The ablation study isolates the contributions of FRC, UTTE, and the $\tanh$ nonlinearity on the prior timbre tokens. The strongest single ablation is removing the forward mask from FRC, which produces the most severe degradation. This is the paper’s main evidence that limited look-ahead is not optional in the short-chunk regime; instead, bounded future context is essential for capturing enough acoustic context to prevent quality collapse.

Removing UTTE causes a noticeable drop in SSIM and also hurts quality, confirming that the encoder contributes timbre detail beyond what the global speaker embedding alone provides. Importantly, even this reduced $13$M-parameter variant still outperforms MeanVC (80 ms) across all metrics, which the authors use to argue that FRC is already a strong upgrade for short-chunk conversion. Removing the $\tanh$ activation leads to a smaller but consistent decline, suggesting that the activation regularizes the learned prior tokens and improves representation diversity.

A compact reading of the ablations is therefore:

Forward mask removed: the most damaging ablation; bounded future context is crucial.
UTTE removed: timbre similarity and reconstruction quality drop, showing that global speaker embedding alone is insufficient.
$\tanh$ removed: moderate reduction, indicating that the prior-token shaping matters.

Discussion, stated tradeoffs, and limitations

The paper’s results support the claim that MeanVC 2 makes the streaming VC pipeline substantially more practical: it lowers latency, improves robustness to reference quality, and keeps the model small relative to larger streaming baselines.
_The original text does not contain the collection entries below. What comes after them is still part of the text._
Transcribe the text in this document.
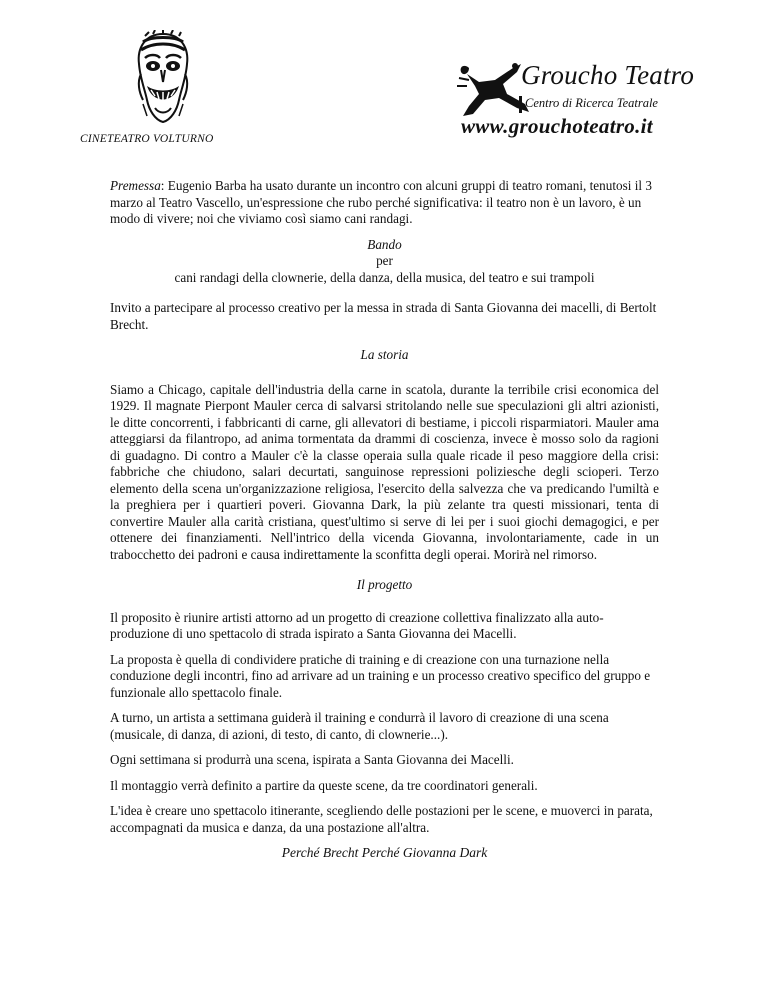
CINETEATRO VOLTURNO
Groucho Teatro
Centro di Ricerca Teatrale
www.grouchoteatro.it

Premessa: Eugenio Barba ha usato durante un incontro con alcuni gruppi di teatro romani, tenutosi il 3 marzo al Teatro Vascello, un'espressione che rubo perché significativa: il teatro non è un lavoro, è un modo di vivere; noi che viviamo così siamo cani randagi.

Bando
per
cani randagi della clownerie, della danza, della musica, del teatro e sui trampoli

Invito a partecipare al processo creativo per la messa in strada di Santa Giovanna dei macelli, di Bertolt Brecht.

La storia

Siamo a Chicago, capitale dell'industria della carne in scatola, durante la terribile crisi economica del 1929. Il magnate Pierpont Mauler cerca di salvarsi stritolando nelle sue speculazioni gli altri azionisti, le ditte concorrenti, i fabbricanti di carne, gli allevatori di bestiame, i piccoli risparmiatori. Mauler ama atteggiarsi da filantropo, ad anima tormentata da drammi di coscienza, invece è mosso solo da ragioni di guadagno. Di contro a Mauler c'è la classe operaia sulla quale ricade il peso maggiore della crisi: fabbriche che chiudono, salari decurtati, sanguinose repressioni poliziesche degli scioperi. Terzo elemento della scena un'organizzazione religiosa, l'esercito della salvezza che va predicando l'umiltà e la preghiera per i quartieri poveri. Giovanna Dark, la più zelante tra questi missionari, tenta di convertire Mauler alla carità cristiana, quest'ultimo si serve di lei per i suoi giochi demagogici, e per ottenere dei finanziamenti. Nell'intrico della vicenda Giovanna, involontariamente, cade in un trabocchetto dei padroni e causa indirettamente la sconfitta degli operai. Morirà nel rimorso.

Il progetto

Il proposito è riunire artisti attorno ad un progetto di creazione collettiva finalizzato alla auto-produzione di uno spettacolo di strada ispirato a Santa Giovanna dei Macelli.

La proposta è quella di condividere pratiche di training e di creazione con una turnazione nella conduzione degli incontri, fino ad arrivare ad un training e un processo creativo specifico del gruppo e funzionale allo spettacolo finale.

A turno, un artista a settimana guiderà il training e condurrà il lavoro di creazione di una scena (musicale, di danza, di azioni, di testo, di canto, di clownerie...).

Ogni settimana si produrrà una scena, ispirata a Santa Giovanna dei Macelli.

Il montaggio verrà definito a partire da queste scene, da tre coordinatori generali.

L'idea è creare uno spettacolo itinerante, scegliendo delle postazioni per le scene, e muoverci in parata, accompagnati da musica e danza, da una postazione all'altra.

Perché Brecht Perché Giovanna Dark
At the same time, the reported numbers also expose a few tradeoffs that function as the paper’s implicit limitations.

MeanVC 2 is still slightly larger than the original MeanVC model, with $18$M parameters versus $14$M.
Compared with the $160$ ms MeanVC setting, the new model sacrifices some NMOS and CER in exchange for much lower latency and stronger similarity metrics.
The VC-module RTF is higher than the most latency-matched MeanVC baseline, so the gains are primarily architectural and robustness-oriented rather than a pure compute reduction inside the VC block itself.
The paper explicitly notes that efficiency measurements are made without further deployment optimizations, so the reported latency is not necessarily the floor.
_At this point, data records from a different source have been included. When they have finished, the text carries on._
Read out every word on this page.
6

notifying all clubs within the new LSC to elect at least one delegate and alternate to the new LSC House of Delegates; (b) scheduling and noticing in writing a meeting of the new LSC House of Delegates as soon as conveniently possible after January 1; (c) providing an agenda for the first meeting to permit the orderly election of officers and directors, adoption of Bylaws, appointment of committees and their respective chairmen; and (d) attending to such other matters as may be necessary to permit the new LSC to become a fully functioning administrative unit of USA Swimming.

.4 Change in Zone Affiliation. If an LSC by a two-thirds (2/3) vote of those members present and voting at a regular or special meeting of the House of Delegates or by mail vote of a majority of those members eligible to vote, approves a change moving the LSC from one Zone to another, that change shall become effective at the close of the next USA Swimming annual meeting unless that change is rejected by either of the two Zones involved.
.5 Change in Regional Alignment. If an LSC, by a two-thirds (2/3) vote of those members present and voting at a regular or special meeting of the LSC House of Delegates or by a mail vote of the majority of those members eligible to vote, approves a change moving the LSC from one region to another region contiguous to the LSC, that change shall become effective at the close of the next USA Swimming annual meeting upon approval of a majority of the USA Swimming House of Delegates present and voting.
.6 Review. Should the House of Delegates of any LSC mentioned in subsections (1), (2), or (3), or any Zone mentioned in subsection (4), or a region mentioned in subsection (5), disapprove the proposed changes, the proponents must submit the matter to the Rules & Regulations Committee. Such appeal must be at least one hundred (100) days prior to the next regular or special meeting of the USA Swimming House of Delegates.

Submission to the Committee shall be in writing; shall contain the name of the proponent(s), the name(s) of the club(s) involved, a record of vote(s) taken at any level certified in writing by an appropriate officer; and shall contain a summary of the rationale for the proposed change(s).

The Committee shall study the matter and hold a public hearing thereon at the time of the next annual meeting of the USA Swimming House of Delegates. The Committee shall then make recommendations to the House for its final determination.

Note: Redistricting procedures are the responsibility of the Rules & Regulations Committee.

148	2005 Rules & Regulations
The paper does not present a broad failure analysis beyond the short-chunk and low-quality-reference scenarios, so the reported limitations are mainly the quality-latency-robustness tradeoffs visible in the tables rather than a separate qualitative error taxonomy.

Conclusion

MeanVC 2 is a streaming zero-shot VC system built to address the practical weaknesses of MeanVC. Its main technical contributions are FRC, which removes clean-chunk teacher forcing and introduces a layer-wise bounded future receptive field, and UTTE, which replaces direct reference-mel dependence with a timbre-token memory derived from a global speaker embedding. The result is a low-latency system that remains stable at $40$ ms chunks, is more robust to poor reference audio, and achieves stronger reported similarity and quality scores than prior streaming baselines while reducing end-to-end first-packet latency from $211$ ms to $110$ ms.